For the political left, Catholic social teaching “means you have to enter into a more intimate relationship with your Church and your relationship with Jesus and not just be as a social justice person by throwing a couple of little quotes around. It requires you to enter into that deeper spiritual relationship.”

Oubre stressed the importance of starting from the view of Catholic spirituality, not only social justice, because if we don’t, our approach “becomes ideological and polemic.” The spiritual approach “brings us closer to Jesus Christ.”

“No matter how dirty, how uncomfortable, how awful the job is, we are participating in God’s ongoing creation. It’s important that we do that job in a way that gives glory to God,” Oubre said.

God and man at work

The Compendium’s reflection on work begins with its biblical aspects: There is a human duty to “cultivate and care for the earth” and other good things created by God, it says. Work existed before the fall of Adam and Eve, and it is not a punishment or curse until the break with God transforms it into “toil and pain.” However, God’s rest on the seventh day of creation is the sign of the “fuller freedom” of the “eternal Sabbath.”

The life of Jesus Christ is a mission of work, from his early life helping St. Joseph in the work of a carpenter to his ministry of preaching and healing, and most of all in his redemptive labors on the cross.

The Compendium presents human labor as a way of supporting oneself and one’s loved ones, but also a way to serve the needy. Work is a way to make God’s creation more beautiful, since humankind shares in God’s art and wisdom.

“Human work, directed to charity as its final goal, becomes an occasion for contemplation, it becomes devout prayer, vigilantly rising towards and in anxious hope of the day that will not end,” the Compendium says.

The rights of labor

God’s rest on the seventh day of creation, the Compendium says, means men and women must enjoy “sufficient rest and free time that will allow them to tend to their family, cultural, social, and religious life.”

The Compendium outlines and explains the many rights of workers: the right to rest from work; the right to a working environment that is not harmful to a worker’s health or moral integrity; the right to unemployment protections; the right to a pension and insurance for old age, disability, and work-related accidents; the right to social security for working mothers; and the right to assemble and form associations; the right to just wages and remuneration; and the right to strike.

Labor unions play a “fundamental role” in serving the common good and promoting social order and solidarity, though they must not abuse their role in society or become simply arms of a political party.

“The recognition of workers’ rights has always been a difficult problem to resolve because this recognition takes place within complex historical and institutional processes, and still today it remains incomplete,” the Compendium says. “This makes the practice of authentic solidarity among workers more fitting and necessary than ever.”

A challenge for Catholics and institutions

Catholic teaching has a lengthy paper record.

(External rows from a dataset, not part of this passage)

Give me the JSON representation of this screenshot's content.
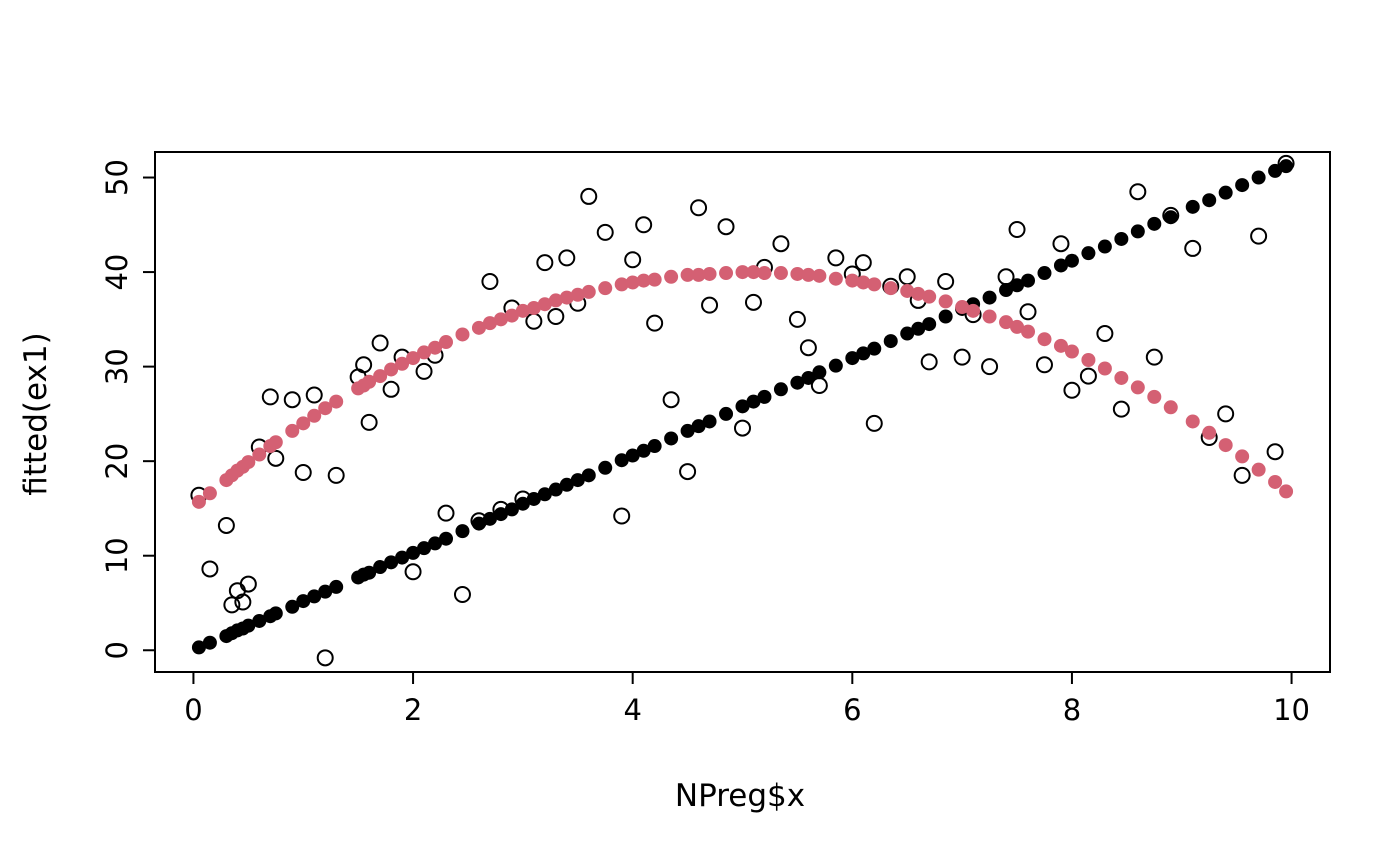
{
  "colors": {
    "background": "#ffffff",
    "foreground": "#000000",
    "accent_pink": "#d46073"
  },
  "chart_data": {
    "type": "scatter",
    "title": "",
    "xlabel": "NPreg$x",
    "ylabel": "fitted(ex1)",
    "xlim": [
      -0.35,
      10.35
    ],
    "ylim": [
      -2.3,
      52.7
    ],
    "x_ticks": [
      0,
      2,
      4,
      6,
      8,
      10
    ],
    "y_ticks": [
      0,
      10,
      20,
      30,
      40,
      50
    ],
    "grid": false,
    "legend": "none",
    "x": [
      0.05,
      0.15,
      0.3,
      0.35,
      0.4,
      0.45,
      0.5,
      0.6,
      0.7,
      0.75,
      0.9,
      1.0,
      1.1,
      1.2,
      1.3,
      1.5,
      1.55,
      1.6,
      1.7,
      1.8,
      1.9,
      2.0,
      2.1,
      2.2,
      2.3,
      2.45,
      2.6,
      2.7,
      2.8,
      2.9,
      3.0,
      3.1,
      3.2,
      3.3,
      3.4,
      3.5,
      3.6,
      3.75,
      3.9,
      4.0,
      4.1,
      4.2,
      4.35,
      4.5,
      4.6,
      4.7,
      4.85,
      5.0,
      5.1,
      5.2,
      5.35,
      5.5,
      5.6,
      5.7,
      5.85,
      6.0,
      6.1,
      6.2,
      6.35,
      6.5,
      6.6,
      6.7,
      6.85,
      7.0,
      7.1,
      7.25,
      7.4,
      7.5,
      7.6,
      7.75,
      7.9,
      8.0,
      8.15,
      8.3,
      8.45,
      8.6,
      8.75,
      8.9,
      9.1,
      9.25,
      9.4,
      9.55,
      9.7,
      9.85,
      9.95
    ],
    "series": [
      {
        "name": "observed",
        "marker": "open-circle",
        "color": "#000000",
        "values": [
          16.4,
          8.6,
          13.2,
          4.8,
          6.3,
          5.1,
          7.0,
          21.5,
          26.8,
          20.3,
          26.5,
          18.8,
          27.0,
          -0.8,
          18.5,
          28.9,
          30.2,
          24.1,
          32.5,
          27.6,
          31.0,
          8.3,
          29.5,
          31.2,
          14.5,
          5.9,
          13.7,
          39.0,
          14.9,
          36.2,
          16.0,
          34.8,
          41.0,
          35.3,
          41.5,
          36.7,
          48.0,
          44.2,
          14.2,
          41.3,
          45.0,
          34.6,
          26.5,
          18.9,
          46.8,
          36.5,
          44.8,
          23.5,
          36.8,
          40.5,
          43.0,
          35.0,
          32.0,
          28.0,
          41.5,
          39.8,
          41.0,
          24.0,
          38.5,
          39.5,
          37.0,
          30.5,
          39.0,
          31.0,
          35.5,
          30.0,
          39.5,
          44.5,
          35.8,
          30.2,
          43.0,
          27.5,
          29.0,
          33.5,
          25.5,
          48.5,
          31.0,
          46.0,
          42.5,
          22.5,
          25.0,
          18.5,
          43.8,
          21.0,
          51.5
        ]
      },
      {
        "name": "fitted-linear-ex1",
        "marker": "filled-circle",
        "color": "#000000",
        "values": [
          0.3,
          0.8,
          1.5,
          1.8,
          2.1,
          2.3,
          2.6,
          3.1,
          3.6,
          3.9,
          4.6,
          5.2,
          5.7,
          6.2,
          6.7,
          7.7,
          8.0,
          8.2,
          8.8,
          9.3,
          9.8,
          10.3,
          10.8,
          11.3,
          11.8,
          12.6,
          13.4,
          13.9,
          14.4,
          14.9,
          15.5,
          16.0,
          16.5,
          17.0,
          17.5,
          18.0,
          18.5,
          19.3,
          20.1,
          20.6,
          21.1,
          21.6,
          22.4,
          23.2,
          23.7,
          24.2,
          25.0,
          25.8,
          26.3,
          26.8,
          27.6,
          28.3,
          28.8,
          29.4,
          30.1,
          30.9,
          31.4,
          31.9,
          32.7,
          33.5,
          34.0,
          34.5,
          35.3,
          36.1,
          36.6,
          37.3,
          38.1,
          38.6,
          39.1,
          39.9,
          40.7,
          41.2,
          42.0,
          42.7,
          43.5,
          44.3,
          45.1,
          45.8,
          46.9,
          47.6,
          48.4,
          49.2,
          50.0,
          50.7,
          51.2
        ]
      },
      {
        "name": "fitted-quadratic-ex2",
        "marker": "filled-circle",
        "color": "#d46073",
        "values": [
          15.7,
          16.6,
          18.0,
          18.5,
          19.0,
          19.4,
          19.9,
          20.7,
          21.6,
          22.0,
          23.2,
          24.0,
          24.8,
          25.6,
          26.3,
          27.7,
          28.0,
          28.4,
          29.0,
          29.7,
          30.3,
          30.9,
          31.5,
          32.0,
          32.6,
          33.4,
          34.1,
          34.6,
          35.0,
          35.4,
          35.9,
          36.2,
          36.6,
          37.0,
          37.3,
          37.6,
          37.9,
          38.3,
          38.7,
          38.9,
          39.1,
          39.2,
          39.5,
          39.7,
          39.7,
          39.8,
          39.9,
          40.0,
          40.0,
          39.9,
          39.9,
          39.8,
          39.7,
          39.6,
          39.3,
          39.1,
          38.9,
          38.7,
          38.3,
          38.0,
          37.7,
          37.4,
          36.9,
          36.3,
          35.9,
          35.3,
          34.7,
          34.2,
          33.7,
          32.9,
          32.2,
          31.6,
          30.7,
          29.8,
          28.8,
          27.8,
          26.8,
          25.7,
          24.2,
          23.0,
          21.7,
          20.5,
          19.1,
          17.8,
          16.8
        ]
      }
    ]
  }
}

But as in other areas, there is a challenge to practice it.

“What I find over and over again that the Church — our Church — gives us wonderful documents of guidance… and we never go back and read them,” Oubre told CNA.

He cited the U.S. Conference of Catholic Bishops’ 1996 pastoral letter “Economic Justice for All,” which says the Church should be a model for labor rights and treating workers justly.

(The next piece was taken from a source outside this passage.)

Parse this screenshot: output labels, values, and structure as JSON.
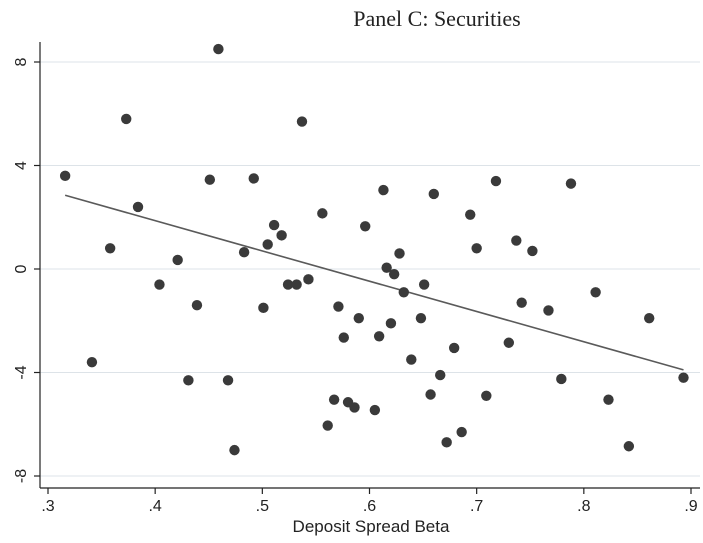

However, Oubre said that in his experience Catholic parishes often neglect to provide unemployment insurance to employees if the law allows them to opt out. Catholic institutions often act as “at-will” employers in which management can fire employees for any reason. They may show preferences for nonunion labor over unionized labor when planning and funding construction projects.

“You’re going to undercut the guy who has actually followed the Church’s teachings in regards to work by hiring somebody who may be not offering medical insurance for his employees,” the priest lamented.

For Labor Day, Oubre encouraged parishes, dioceses, and other institutions to make sure to adopt policies that put Catholic labor teaching into practice.